Abraham Lincoln Birthplace – Hodgenville, Kentucky (2012)

Abraham Lincoln was born on February 12, 1890, in a log cabin near Sinking Spring. Growing up in rural Kentucky, his character was shaped by the hard work and tragedy of frontier life. As the 16th president, his policies and politics saved the Union and ended slavery in the United States. The park has two locations: the Birthplace where the Lincoln family lived from 1808 to 1811 and the Boyhood Home at Knob Creek where the Lincolns lived from 1811 to 1816.

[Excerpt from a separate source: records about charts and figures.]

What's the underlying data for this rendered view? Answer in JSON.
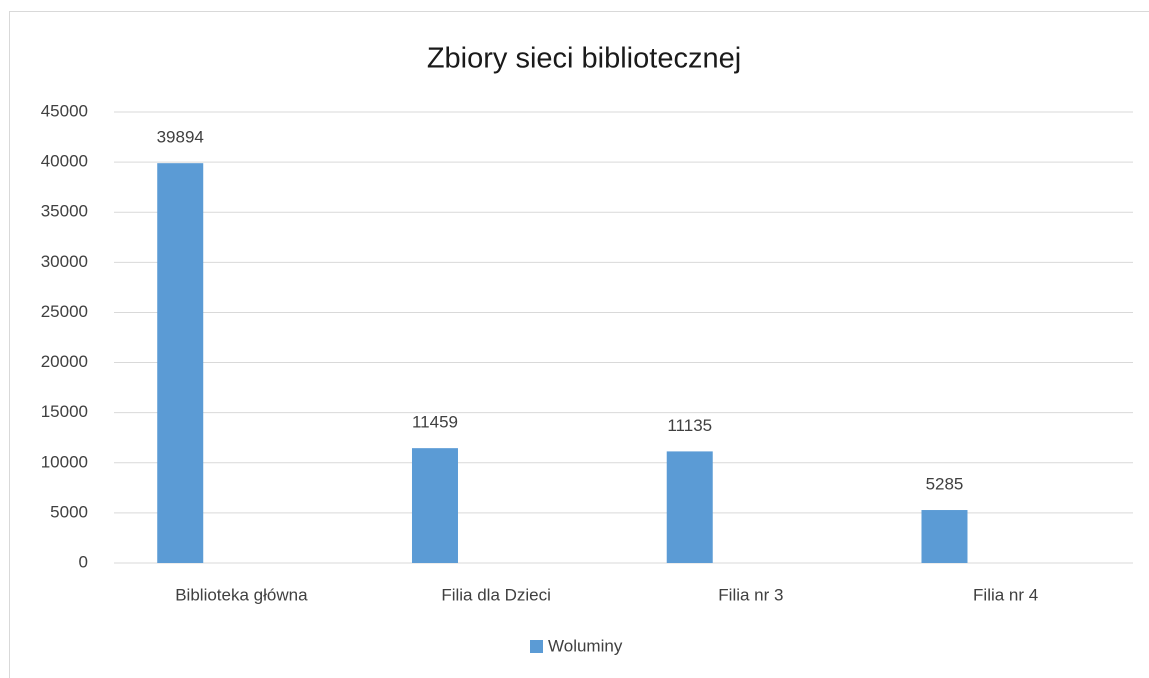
{
  "chart_data": {
    "type": "bar",
    "title": "Zbiory sieci bibliotecznej",
    "categories": [
      "Biblioteka główna",
      "Filia dla Dzieci",
      "Filia nr 3",
      "Filia nr 4"
    ],
    "series": [
      {
        "name": "Woluminy",
        "color": "#5b9bd5",
        "values": [
          39894,
          11459,
          11135,
          5285
        ]
      }
    ],
    "ylim": [
      0,
      45000
    ],
    "yticks": [
      0,
      5000,
      10000,
      15000,
      20000,
      25000,
      30000,
      35000,
      40000,
      45000
    ],
    "grid": true,
    "legend": "bottom"
  }
}
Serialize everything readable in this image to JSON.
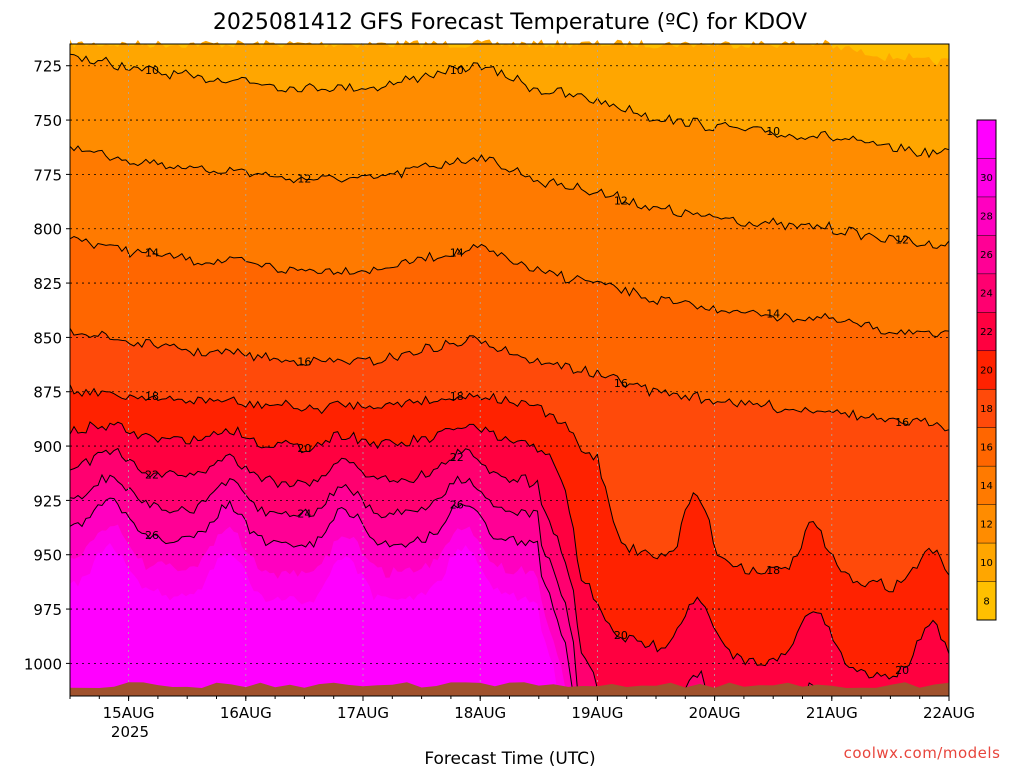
{
  "chart_data": {
    "type": "heatmap",
    "title": "2025081412 GFS Forecast Temperature (ºC) for KDOV",
    "xlabel": "Forecast Time (UTC)",
    "ylabel": "",
    "credit": "coolwx.com/models",
    "x_ticks": [
      "15AUG",
      "16AUG",
      "17AUG",
      "18AUG",
      "19AUG",
      "20AUG",
      "21AUG",
      "22AUG"
    ],
    "x_sublabel": "2025",
    "y_ticks": [
      "725",
      "750",
      "775",
      "800",
      "825",
      "850",
      "875",
      "900",
      "925",
      "950",
      "975",
      "1000"
    ],
    "x_range_days_after_14aug00z": [
      0.5,
      8.0
    ],
    "y_range_hpa": [
      715,
      1015
    ],
    "y_inverted": true,
    "surface_pressure_hpa": 1010,
    "grid": true,
    "colorbar": {
      "levels": [
        8,
        10,
        12,
        14,
        16,
        18,
        20,
        22,
        24,
        26,
        28,
        30
      ],
      "colors": [
        "#ffc000",
        "#ffa600",
        "#ff8c00",
        "#ff7a00",
        "#ff6600",
        "#ff4a0a",
        "#ff2200",
        "#ff0040",
        "#ff0070",
        "#ff0095",
        "#ff00c0",
        "#ff00e6",
        "#ff00ff"
      ]
    },
    "contours": [
      {
        "level": 10,
        "label": "10"
      },
      {
        "level": 12,
        "label": "12"
      },
      {
        "level": 14,
        "label": "14"
      },
      {
        "level": 16,
        "label": "16"
      },
      {
        "level": 18,
        "label": "18"
      },
      {
        "level": 20,
        "label": "20"
      },
      {
        "level": 22,
        "label": "22"
      },
      {
        "level": 24,
        "label": "24"
      },
      {
        "level": 26,
        "label": "26"
      }
    ]
  }
}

A Memorial building was erected by popular subscription through the Lincoln Farm Association. Joseph W. Folk was President, Robert J. Collier, Vice President and Chairman of the Executive Committee, Clarence H Mackay, Treasurer, and Richard Lloyd Jones as Secretary. John Russell Pope was architect. The corner stone was laid by President Theodore Roosevelt on February 12, 1909, and the completed monument was dedicated by President Taft on November 9, 1911.
The Board of Trustees of the Lincoln Farm Association was a who’s who of leading figures in the early 20th century.
- William H. Taft, President of the US
- Joseph W. Folk
- Horace Porter
- Charles E. Hughes
- Oscar S. Stravs
- John A. Johnson
- Albert Shaw
- Samuel L. Clemens, author also under the name of Mark Twin
- Clarence H. Mackay
- Norman Hapgood
- Lyman J. Gage
- Samuel Compers
- August Belmont
- Robert J. Collier
- Augustus E. Willson
- Henry Watterson
- Jenkin Lloyd Jones
- Thomas Hastings
- Ida M. Tarbell
- Charles A. Towne
- Richard Lloyd Jones
- Cardinal Gibbons
- Joseph H. Choate
- Edward M. Shepard
- William J. Bryan
- Charles E. Miner
- William T. Jerome
- Augustus St. Gaudents, artist and sculptor


John Russell Pope’s neoclassical architecture reflects the nation’s adulation of Abraham Lincoln and its budding interest in historic preservation after the Civil War. The Lincoln Farm Association constructed this Memorial Building between 1907-911 to preserve what was thought to be Lincoln’s birth cabin as a “national shrine” perpetuating his life as an “abiding symbol of opportunity with which democracy endows men.” The association’s dream came true in 1916 when the site was designed the Abraham Lincoln National Park. About 40 years later, further research revealed that the cabin was not the original Lincoln cabin. However, it remains an icon of Lincoln’s humble beginnings.


One method to determine the actual cabin site was identification of a “boundary oak” that preceded Lincoln’s birth by approximate 28 years. An 1805 survey showed the tree as a property line marker. The Lincoln family cabin is believed to have been within 150 yards of the tree. The tree grew to a diameter of six feet and 90 feet tall with braches spread 115 wide, before the tree tied in 1976.

The Lincoln family had an impressive journey from Massachusetts through New Jersey, Pennsylvania, Virginia, Kentucky, Indiana, and Illinois before thrusting Abraham Lincoln to Washington, DC as President.